Republicans have been in the White House for 16 of the past 24 years, held a Senate majority for 14 of those years and controlled the House for the past 10 years. GOP candidates aren't winning elections by luck. The Democrats had their "Great Society" and stayed in power by handing out welfare checks. It took a long time, but Republicans discovered something more valuable to hand out, a form of personal liberty that allows individuals to create real wealth.
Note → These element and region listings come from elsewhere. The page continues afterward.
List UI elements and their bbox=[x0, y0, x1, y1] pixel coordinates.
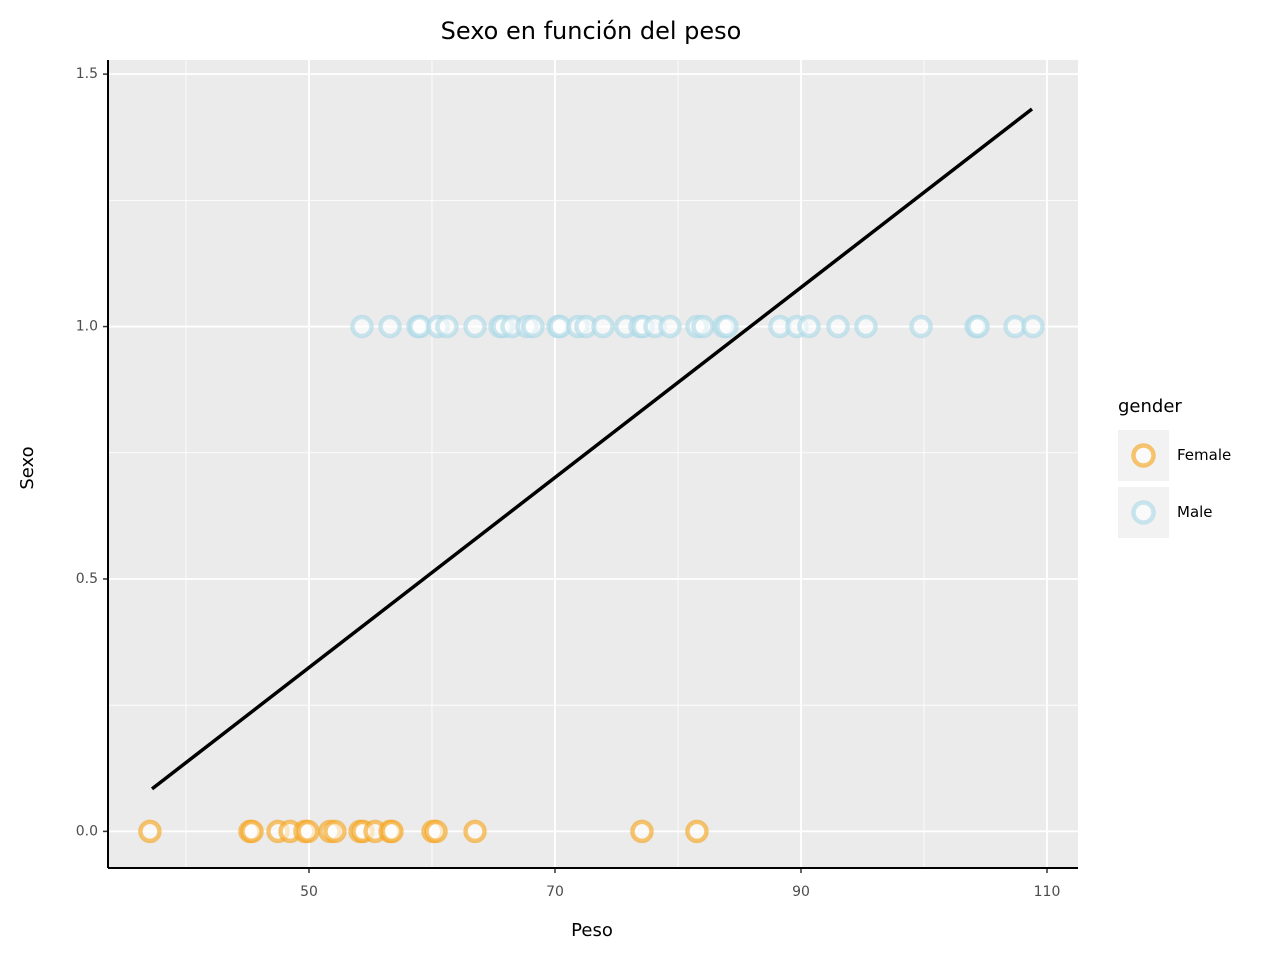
point bbox=[350, 314, 374, 339]
point bbox=[685, 819, 709, 844]
point bbox=[591, 314, 615, 339]
point bbox=[854, 314, 878, 339]
y-tick-label: 0.0 bbox=[76, 823, 98, 839]
point bbox=[323, 819, 347, 844]
x-tick-label: 50 bbox=[300, 884, 318, 900]
point bbox=[966, 314, 990, 339]
chart-title: Sexo en función del peso bbox=[441, 17, 742, 45]
point bbox=[424, 819, 448, 844]
point bbox=[378, 314, 402, 339]
legend-label: Female bbox=[1177, 446, 1231, 464]
x-tick-label: 110 bbox=[1034, 884, 1061, 900]
point bbox=[658, 314, 682, 339]
point bbox=[463, 314, 487, 339]
panel bbox=[108, 60, 1078, 868]
point bbox=[1021, 314, 1045, 339]
point bbox=[240, 819, 264, 844]
x-tick-label: 70 bbox=[546, 884, 564, 900]
y-tick-label: 1.5 bbox=[76, 66, 98, 82]
point bbox=[521, 314, 545, 339]
point bbox=[797, 314, 821, 339]
point bbox=[630, 819, 654, 844]
point bbox=[463, 819, 487, 844]
point bbox=[138, 819, 162, 844]
legend-marker bbox=[1131, 443, 1156, 468]
point bbox=[435, 314, 459, 339]
legend-marker bbox=[1131, 500, 1156, 525]
y-axis-title: Sexo bbox=[17, 446, 38, 489]
point bbox=[296, 819, 320, 844]
point bbox=[691, 314, 715, 339]
legend-title: gender bbox=[1118, 396, 1182, 417]
x-tick-label: 90 bbox=[792, 884, 810, 900]
legend-label: Male bbox=[1177, 503, 1213, 521]
y-tick-label: 0.5 bbox=[76, 571, 98, 587]
point bbox=[380, 819, 404, 844]
point bbox=[715, 314, 739, 339]
point bbox=[909, 314, 933, 339]
x-axis-title: Peso bbox=[571, 920, 613, 941]
y-tick-label: 1.0 bbox=[76, 319, 98, 335]
fit-line bbox=[150, 107, 1034, 791]
point bbox=[826, 314, 850, 339]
On self-interested grounds alone, health savings accounts and private Social Security accounts are an electoral inevitability. [...]
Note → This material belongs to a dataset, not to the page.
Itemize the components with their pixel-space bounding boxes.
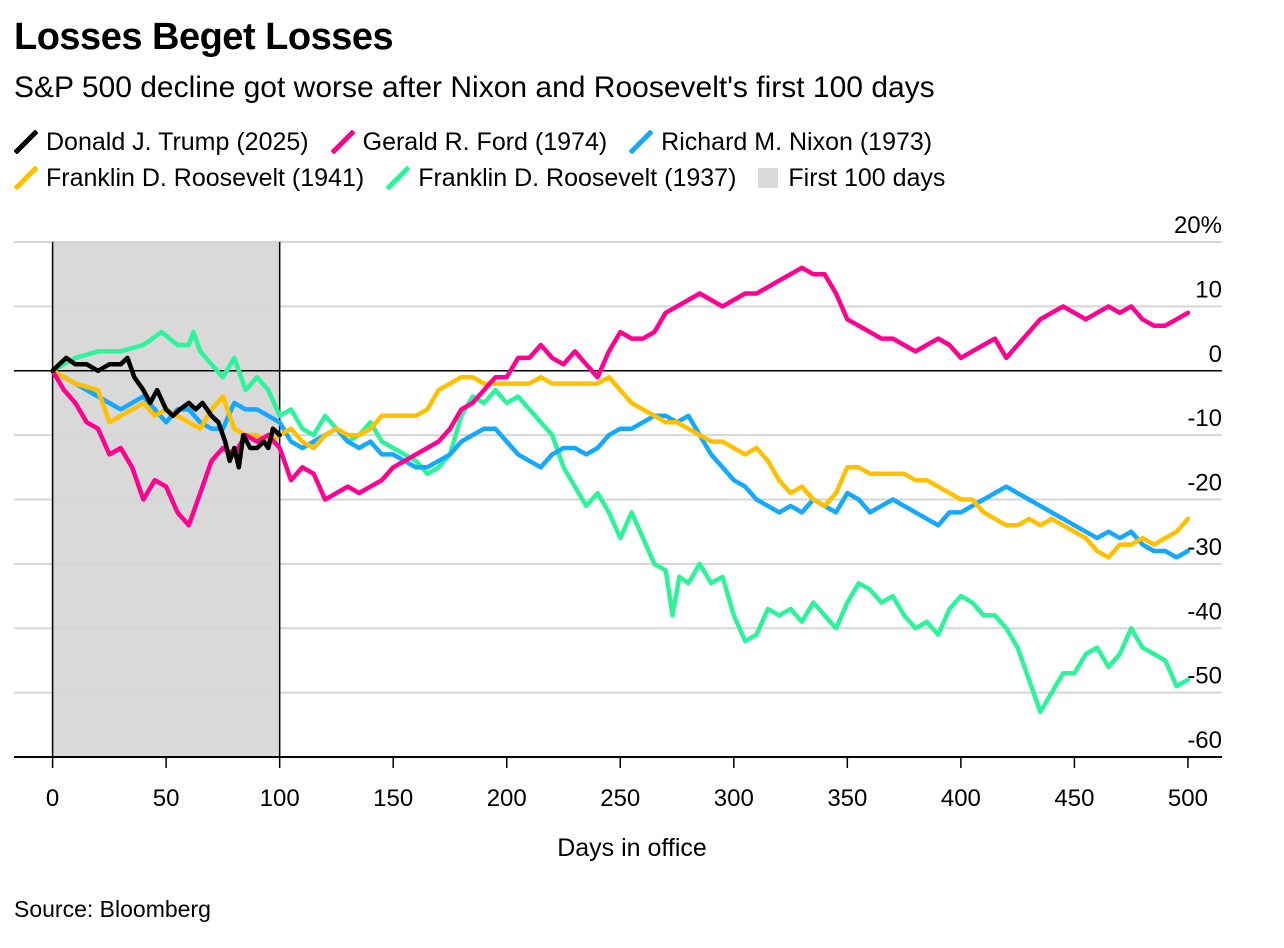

In a time of economic prosperity the electorate was nearly deadlocked over two candidates four years ago, but for more than two decades it has proved decidedly in favor of the ideas emanating from the right. After the election Democrats may blame Mr. Kerry for running an inept campaign, as they did Michael Dukakis and Al Gore. But to do so would be to fail to grasp why for the duration of the campaign the party was counting on the economy to stumble, the war to go badly or for a terrorist attack to turn public opinion against the president. Or why with less than two months from Election Day, the party's only remaining hope for victory was for Mr. Bush to stumble.

The Republican Party is extraordinarily lucky that Bill Clinton proved so feckless about the third way, else they'd be the Tories today.

Posted by Orrin Judd at September 15, 2004 6:46 PM

Nope -- Clinton's big successes, Welfare Reform and Nafta, were based on Rep ideas, not Dem ideas.

The Dems booted out ALL pro-life folk, both small gov't AND big gov't. In power, the Reps are discovering the joys of gov't handouts.

But love of America, land of the Free, home of the Brave, is far stronger among Reps than Dems.

The Dems have to decide if American soldiers are occupiers or liberators. The Dem split on Iraq, war victory or law enforcement surrender, makes THEM the Tory party (split on EU).

Posted by: Tom Grey - Liberty Dad at September 16, 2004 7:59 AM

I agree with OJ. Clinton had a lot of potential to transform the Democrats back into the majority party, but squandered it.

It's just the Baby Boomer leadership. Their destruction of the party can only last so much longer. I've talked with a lot of young Democrats, we're all in agreement that the leadership is rotten and needs replacement at all levels. We'll come back, but it may take a decade.

Hopefully, the GOP won't flush the country down the toilet by turning us into the next Argentina by then.